Monday 16 April 2007

Formalities

Hello, world

Being a relatively private kind of person, I find the prospect of "baring my soul" to the world, of sharing my innermost thoughts and feelings with total strangers, rather intimidating, if not downright terrifying. So why the blog?

Well, I've decided to embark on a walking adventure. To be precise, I'm planning to walk the inland route (the Nakasendo) between Kyoto and Tokyo - a distance of just over 530 km. And a blog seemed the perfect way to keep track of and record my progress as I prepare for - and hopefully complete - this adventure.

The idea for the walk came to me a couple of months ago after watching a documentary on TV called The Naked Rambler. The doco was about an ex-marine who walked the length of the UK wearing nothing but a pair of boots. He also carried an enormous pack (odd considering he can't have needed much in the way of changes of attire, although I noticed he did occasionally don clothes - much to the chagrin of the "true" nudists he met along the way).

Anyway, to the great relief of my family, I never really seriously considered the naked part, but the idea of an epic walk immediately appealed to me. And it didn't take long to work out where I wanted to go. I've had a fascination with the "highways" of Edo period Japan since I started studying Japanese more than 20 years ago. Even then I dreamt about walking them. The most famous of these highways is the Tokaido, the coastal route between Tokyo and Kyoto, whose name lives on in the form of the Tokaido railway and Shinkansen lines. I have walked a short section of the original Tokaido through a lovely cedar forest near Hakone, but for the most part the Tokaido is buried under modern highways and railway lines. Another drawback is that I've travelled this route or parts of it many times before.

Like the Tokaido, the Nakasendo was established in the Edo period to facilitate passage between the old capital (Kyoto) and the new (Tokyo). But instead of running along the coast, the Nakasendo goes inland. This makes it slightly longer, and of course hillier, and while most of the Nakasendo, too, is today under concrete, some sections of it and even one or two towns along the way have been preserved. It also passes through some relatively out-of-the-way parts of Japan which I've never been to before.

I originally envisaged doing this alone (I was pretty sure I didn't know anyone crazy enough to want to come with me), maybe taking my video camera along to document things, but when I mentioned the idea to my friend Erik in New York during a Skype session, he decided he wanted to come along. Which is great. He also expressed a desire to organise an art project to tie in with the walk, something that I wasn't keen on at first, but have since warmed to.

So that, in a nutshell, is the premise. More tomorrow. I'll also try to post a map or two.
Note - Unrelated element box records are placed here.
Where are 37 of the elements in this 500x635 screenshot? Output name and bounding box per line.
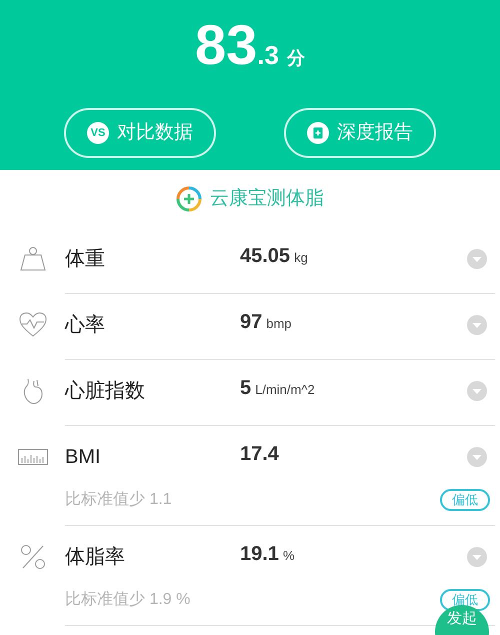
heart-organ-icon: [22, 377, 44, 405]
metric-value: 5: [240, 376, 252, 401]
metric-note: 比标准值少 1.9 %: [65, 590, 190, 610]
status-badge: 偏低: [440, 489, 490, 511]
percent-icon: [20, 544, 46, 570]
dropdown-icon[interactable]: [467, 315, 487, 335]
metric-value: 19.1: [240, 542, 279, 567]
weight-icon: [18, 246, 46, 272]
metric-label: 心脏指数: [65, 379, 146, 404]
start-contest-button[interactable]: 发起: [435, 605, 489, 635]
metric-label: BMI: [65, 445, 102, 470]
compare-button[interactable]: VS 对比数据: [64, 108, 216, 158]
metric-unit: %: [282, 547, 294, 565]
metric-unit: L/min/m^2: [255, 381, 315, 399]
metric-label: 体脂率: [65, 545, 126, 570]
brand-logo-icon: [176, 186, 202, 212]
vs-icon: VS: [87, 122, 109, 144]
report-button[interactable]: 深度报告: [284, 108, 436, 158]
score-value: 83: [195, 12, 258, 78]
brand-name: 云康宝测体脂: [210, 186, 324, 211]
metric-label: 心率: [65, 313, 106, 338]
score-unit: 分: [286, 47, 305, 70]
dropdown-icon[interactable]: [467, 249, 487, 269]
metric-value: 45.05: [240, 244, 290, 269]
score-decimal: .3: [257, 39, 279, 72]
dropdown-icon[interactable]: [467, 381, 487, 401]
metric-value: 17.4: [240, 442, 279, 467]
dropdown-icon[interactable]: [467, 547, 487, 567]
metric-value: 97: [240, 310, 262, 335]
dropdown-icon[interactable]: [467, 447, 487, 467]
metric-unit: kg: [294, 249, 308, 267]
heart-pulse-icon: [18, 312, 46, 338]
clipboard-icon: [307, 122, 329, 144]
metric-label: 体重: [65, 247, 106, 272]
metric-unit: bmp: [266, 315, 292, 333]
bar-chart-icon: [18, 449, 48, 465]
metric-note: 比标准值少 1.1: [65, 490, 172, 510]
Distance walked today: 2.1km
Total distance walked since blog began: 2.1km

1 comment:

Erik said...

what would a naked clown look like anyway? if part of being a clown is donning a clown suit, is it possible? and do the "real" or "true" nudists also frown on the nose? what about makeup? what about nose makeup? are you developing an argument that clothing is inherently pro-fun pro-humor and nakedness immediately connotates earnest, dry conversation, with no frollicking, or am i missing something here?

matthew i'm glad you've started blogging, you go.